NEW YORK—Construction-related accidents in New York dropped 18% in 2011, thanks in large part to new safety laws the city began rolling out four years ago, according to the city's Department of Buildings.

In a statement released Thursday, building Commissioner Robert LiMandri noted that construction accidents in the five boroughs dropped despite a 7.7% increase in the number of construction permits issued citywide last year. Construction-related injuries also dropped 7.8% last year, while fatalities on job sites in the city have dropped 73% since 2008.

At a press conference, Mr. LiMandri attributed the reduction in accidents and injuries to the new safety laws; tougher enforcement of existing codes; and increased cooperation among construction companies, inspectors, engineers, architects and attorneys.

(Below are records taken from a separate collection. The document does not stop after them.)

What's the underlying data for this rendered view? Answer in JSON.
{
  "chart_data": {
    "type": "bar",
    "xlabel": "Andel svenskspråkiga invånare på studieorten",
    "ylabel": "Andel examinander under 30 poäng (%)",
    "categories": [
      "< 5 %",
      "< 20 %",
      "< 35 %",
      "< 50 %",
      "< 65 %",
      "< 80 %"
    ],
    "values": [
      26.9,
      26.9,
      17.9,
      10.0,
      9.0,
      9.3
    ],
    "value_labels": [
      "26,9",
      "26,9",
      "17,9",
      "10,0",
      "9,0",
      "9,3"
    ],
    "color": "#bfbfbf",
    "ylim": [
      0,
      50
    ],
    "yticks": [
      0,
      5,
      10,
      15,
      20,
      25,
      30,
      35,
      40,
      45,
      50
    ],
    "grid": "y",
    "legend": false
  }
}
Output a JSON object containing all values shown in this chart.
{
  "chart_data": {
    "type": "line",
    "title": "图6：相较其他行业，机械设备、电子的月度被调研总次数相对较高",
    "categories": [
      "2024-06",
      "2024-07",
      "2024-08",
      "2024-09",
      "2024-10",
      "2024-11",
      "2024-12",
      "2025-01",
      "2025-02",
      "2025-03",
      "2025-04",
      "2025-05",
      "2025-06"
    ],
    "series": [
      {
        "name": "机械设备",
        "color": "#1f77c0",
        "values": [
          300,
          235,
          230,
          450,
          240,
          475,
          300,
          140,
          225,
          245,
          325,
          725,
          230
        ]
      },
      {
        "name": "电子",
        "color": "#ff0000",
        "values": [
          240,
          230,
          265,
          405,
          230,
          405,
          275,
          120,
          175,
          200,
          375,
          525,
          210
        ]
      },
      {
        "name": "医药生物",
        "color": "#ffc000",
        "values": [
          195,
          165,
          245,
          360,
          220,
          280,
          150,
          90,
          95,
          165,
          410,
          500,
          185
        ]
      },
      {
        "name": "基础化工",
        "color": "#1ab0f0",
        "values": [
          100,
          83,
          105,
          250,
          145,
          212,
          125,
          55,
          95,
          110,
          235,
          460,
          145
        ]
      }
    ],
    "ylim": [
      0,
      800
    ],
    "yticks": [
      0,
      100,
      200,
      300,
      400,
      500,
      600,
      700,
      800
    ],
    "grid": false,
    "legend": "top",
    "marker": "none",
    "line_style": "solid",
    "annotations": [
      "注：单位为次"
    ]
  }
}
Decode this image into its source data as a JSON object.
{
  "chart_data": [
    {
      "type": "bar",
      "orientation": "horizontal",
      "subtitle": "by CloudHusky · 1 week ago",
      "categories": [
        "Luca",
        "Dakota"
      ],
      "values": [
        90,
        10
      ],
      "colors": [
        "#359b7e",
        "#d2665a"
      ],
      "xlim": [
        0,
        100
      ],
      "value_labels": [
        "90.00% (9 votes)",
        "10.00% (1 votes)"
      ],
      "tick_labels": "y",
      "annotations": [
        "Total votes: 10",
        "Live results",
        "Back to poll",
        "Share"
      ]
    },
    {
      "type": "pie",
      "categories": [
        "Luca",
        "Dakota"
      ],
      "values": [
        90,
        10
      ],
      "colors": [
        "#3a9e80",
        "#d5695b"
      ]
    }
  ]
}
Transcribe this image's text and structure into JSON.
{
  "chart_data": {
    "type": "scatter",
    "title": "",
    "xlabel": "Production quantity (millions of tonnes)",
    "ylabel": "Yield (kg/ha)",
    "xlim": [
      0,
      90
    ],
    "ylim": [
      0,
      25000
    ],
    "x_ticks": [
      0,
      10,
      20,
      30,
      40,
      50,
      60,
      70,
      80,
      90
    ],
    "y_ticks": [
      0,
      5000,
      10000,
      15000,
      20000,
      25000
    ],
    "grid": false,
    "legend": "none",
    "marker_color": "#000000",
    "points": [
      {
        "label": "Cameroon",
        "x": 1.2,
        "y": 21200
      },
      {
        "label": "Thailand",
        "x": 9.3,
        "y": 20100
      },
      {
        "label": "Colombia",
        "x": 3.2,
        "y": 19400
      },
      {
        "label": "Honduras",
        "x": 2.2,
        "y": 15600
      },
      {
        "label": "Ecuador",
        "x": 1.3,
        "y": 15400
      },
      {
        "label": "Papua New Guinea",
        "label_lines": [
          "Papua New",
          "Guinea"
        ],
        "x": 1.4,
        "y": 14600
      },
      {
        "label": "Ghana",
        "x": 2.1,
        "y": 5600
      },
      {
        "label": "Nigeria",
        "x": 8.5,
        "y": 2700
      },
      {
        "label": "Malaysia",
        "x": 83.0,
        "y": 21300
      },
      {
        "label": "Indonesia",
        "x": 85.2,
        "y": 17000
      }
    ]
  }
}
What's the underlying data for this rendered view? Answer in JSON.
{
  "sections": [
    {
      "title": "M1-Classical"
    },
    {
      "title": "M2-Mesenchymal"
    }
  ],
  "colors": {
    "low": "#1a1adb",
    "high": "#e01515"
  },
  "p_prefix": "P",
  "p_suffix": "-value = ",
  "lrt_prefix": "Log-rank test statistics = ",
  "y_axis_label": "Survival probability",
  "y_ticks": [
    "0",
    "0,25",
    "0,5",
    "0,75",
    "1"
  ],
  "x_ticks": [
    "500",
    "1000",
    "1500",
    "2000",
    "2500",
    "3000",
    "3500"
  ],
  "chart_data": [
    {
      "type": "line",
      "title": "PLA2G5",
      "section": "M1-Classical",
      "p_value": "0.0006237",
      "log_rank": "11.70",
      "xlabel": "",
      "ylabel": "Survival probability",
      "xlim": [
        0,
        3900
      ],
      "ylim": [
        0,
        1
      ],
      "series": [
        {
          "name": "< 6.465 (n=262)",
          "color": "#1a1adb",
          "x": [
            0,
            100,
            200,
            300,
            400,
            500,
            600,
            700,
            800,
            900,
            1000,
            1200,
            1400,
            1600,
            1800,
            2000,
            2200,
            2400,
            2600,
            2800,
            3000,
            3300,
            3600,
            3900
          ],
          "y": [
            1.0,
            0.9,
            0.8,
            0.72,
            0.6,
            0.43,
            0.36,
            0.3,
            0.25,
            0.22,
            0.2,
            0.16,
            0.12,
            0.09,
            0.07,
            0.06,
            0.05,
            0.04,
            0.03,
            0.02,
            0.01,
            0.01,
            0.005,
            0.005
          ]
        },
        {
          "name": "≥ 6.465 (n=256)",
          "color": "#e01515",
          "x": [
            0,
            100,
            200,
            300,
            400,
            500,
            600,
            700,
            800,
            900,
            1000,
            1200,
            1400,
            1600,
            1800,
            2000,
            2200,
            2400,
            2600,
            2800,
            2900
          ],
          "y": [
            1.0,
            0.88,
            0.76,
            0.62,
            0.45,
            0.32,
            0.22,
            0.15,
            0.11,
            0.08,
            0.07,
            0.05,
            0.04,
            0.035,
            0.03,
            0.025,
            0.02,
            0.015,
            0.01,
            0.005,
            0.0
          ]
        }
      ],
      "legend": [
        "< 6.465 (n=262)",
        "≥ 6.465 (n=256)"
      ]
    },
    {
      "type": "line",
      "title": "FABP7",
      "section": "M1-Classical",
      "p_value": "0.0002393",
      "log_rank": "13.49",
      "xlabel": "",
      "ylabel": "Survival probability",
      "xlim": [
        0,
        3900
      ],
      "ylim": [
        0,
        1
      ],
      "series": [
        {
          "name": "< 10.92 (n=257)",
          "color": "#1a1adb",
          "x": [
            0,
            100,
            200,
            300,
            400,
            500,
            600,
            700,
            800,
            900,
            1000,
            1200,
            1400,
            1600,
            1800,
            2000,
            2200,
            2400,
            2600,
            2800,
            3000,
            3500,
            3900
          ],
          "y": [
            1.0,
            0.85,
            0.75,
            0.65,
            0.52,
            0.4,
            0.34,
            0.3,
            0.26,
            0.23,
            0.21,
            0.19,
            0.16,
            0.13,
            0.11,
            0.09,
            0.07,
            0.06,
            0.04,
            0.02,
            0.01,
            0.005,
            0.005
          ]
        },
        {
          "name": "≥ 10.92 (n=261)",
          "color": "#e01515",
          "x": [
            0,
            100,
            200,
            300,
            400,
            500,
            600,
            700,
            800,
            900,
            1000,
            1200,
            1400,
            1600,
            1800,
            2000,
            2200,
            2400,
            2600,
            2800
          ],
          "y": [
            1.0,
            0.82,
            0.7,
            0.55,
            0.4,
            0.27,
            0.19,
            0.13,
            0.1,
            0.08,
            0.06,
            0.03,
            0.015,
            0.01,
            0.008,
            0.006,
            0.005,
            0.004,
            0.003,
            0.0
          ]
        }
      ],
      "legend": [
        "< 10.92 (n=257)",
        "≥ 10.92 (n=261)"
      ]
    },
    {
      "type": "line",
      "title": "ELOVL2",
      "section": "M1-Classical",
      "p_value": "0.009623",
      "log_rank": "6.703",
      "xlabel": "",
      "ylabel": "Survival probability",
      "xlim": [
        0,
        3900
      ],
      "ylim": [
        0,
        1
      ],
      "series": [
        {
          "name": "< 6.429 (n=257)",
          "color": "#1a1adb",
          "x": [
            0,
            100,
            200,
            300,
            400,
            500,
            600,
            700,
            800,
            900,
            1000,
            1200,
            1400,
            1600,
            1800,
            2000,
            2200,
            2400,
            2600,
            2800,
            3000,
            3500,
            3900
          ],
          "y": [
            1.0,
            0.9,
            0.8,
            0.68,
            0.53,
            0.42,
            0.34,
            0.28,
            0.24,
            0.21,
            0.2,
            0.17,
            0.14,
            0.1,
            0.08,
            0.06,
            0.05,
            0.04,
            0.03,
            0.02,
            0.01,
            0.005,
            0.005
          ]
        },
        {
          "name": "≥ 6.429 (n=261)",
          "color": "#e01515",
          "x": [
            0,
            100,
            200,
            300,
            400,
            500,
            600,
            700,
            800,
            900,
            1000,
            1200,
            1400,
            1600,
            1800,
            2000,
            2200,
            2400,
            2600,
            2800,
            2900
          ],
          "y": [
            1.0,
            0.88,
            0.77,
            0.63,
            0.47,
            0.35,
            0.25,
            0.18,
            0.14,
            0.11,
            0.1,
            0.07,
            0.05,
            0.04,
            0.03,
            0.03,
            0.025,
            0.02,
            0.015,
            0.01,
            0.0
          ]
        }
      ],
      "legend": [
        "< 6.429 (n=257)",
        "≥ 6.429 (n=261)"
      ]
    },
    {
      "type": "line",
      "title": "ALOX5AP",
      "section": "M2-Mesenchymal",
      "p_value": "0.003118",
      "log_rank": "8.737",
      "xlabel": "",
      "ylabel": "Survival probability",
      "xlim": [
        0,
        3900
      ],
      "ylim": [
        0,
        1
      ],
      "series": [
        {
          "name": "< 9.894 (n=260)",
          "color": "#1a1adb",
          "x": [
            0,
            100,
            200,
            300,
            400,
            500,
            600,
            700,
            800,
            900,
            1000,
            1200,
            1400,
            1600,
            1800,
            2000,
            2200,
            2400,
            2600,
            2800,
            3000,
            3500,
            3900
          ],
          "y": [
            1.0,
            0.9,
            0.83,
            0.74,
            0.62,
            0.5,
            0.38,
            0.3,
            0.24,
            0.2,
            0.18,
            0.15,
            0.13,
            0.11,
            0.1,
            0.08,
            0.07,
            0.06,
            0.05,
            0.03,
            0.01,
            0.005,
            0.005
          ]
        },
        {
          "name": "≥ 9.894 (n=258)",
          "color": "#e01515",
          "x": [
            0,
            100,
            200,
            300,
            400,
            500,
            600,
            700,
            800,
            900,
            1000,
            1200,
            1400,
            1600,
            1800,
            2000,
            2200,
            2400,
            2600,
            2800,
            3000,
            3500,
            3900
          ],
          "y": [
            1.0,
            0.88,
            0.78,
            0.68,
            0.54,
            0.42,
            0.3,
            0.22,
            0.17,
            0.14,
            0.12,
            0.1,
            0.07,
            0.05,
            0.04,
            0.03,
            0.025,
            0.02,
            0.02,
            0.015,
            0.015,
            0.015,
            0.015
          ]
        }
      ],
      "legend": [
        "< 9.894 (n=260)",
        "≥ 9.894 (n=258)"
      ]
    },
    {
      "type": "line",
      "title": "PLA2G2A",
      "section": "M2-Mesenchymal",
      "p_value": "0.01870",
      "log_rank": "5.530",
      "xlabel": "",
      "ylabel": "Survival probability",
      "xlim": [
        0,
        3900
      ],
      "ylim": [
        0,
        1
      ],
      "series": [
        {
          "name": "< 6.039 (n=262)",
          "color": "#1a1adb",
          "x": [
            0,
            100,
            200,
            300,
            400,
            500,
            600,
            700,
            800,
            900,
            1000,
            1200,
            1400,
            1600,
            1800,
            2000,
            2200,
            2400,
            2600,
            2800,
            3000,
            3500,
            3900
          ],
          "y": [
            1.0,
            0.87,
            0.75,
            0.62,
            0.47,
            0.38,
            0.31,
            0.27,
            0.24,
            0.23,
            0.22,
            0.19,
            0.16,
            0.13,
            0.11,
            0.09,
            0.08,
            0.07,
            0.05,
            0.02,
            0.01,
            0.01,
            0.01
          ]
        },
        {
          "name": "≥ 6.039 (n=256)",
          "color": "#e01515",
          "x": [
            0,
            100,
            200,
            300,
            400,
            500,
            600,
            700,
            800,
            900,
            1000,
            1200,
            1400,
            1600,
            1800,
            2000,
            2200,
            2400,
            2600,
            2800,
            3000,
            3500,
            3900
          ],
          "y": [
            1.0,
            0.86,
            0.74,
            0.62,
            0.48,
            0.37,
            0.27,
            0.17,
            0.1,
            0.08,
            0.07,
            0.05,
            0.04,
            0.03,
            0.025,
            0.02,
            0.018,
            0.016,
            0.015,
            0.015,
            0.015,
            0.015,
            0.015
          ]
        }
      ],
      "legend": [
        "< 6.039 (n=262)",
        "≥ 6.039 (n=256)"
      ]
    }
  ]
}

“As construction work steadily increases throughout the city, accidents continue to decline—proving that industry members recognize the importance of safety on any job site,” Mr. LiMandri said. “Development is critical to this city's growth and success, but there's no reason why that work cannot be done safely.”

New York saw a 21% decline in the number of worksite falls, which accounted for about one-third of all accidents reported in 2011.

According to the city agency, the five construction-related fatalities in 2011 all were caused by improper procedures on the job site, including lack of fall protection and improper construction practices.

Beginning in 2008, New York undertook the first major revision to its construction codes in 40 years. The department has implemented more than 25 safety laws, including a citywide smoking ban at all construction sites, mandatory training for tower crane operators, and uniform identification and inspection of emergency standpipes and sprinkler systems.

The agency also opened a unit tasked specifically with addressing stalled construction sites in the city, which multiplied during the Great Recession.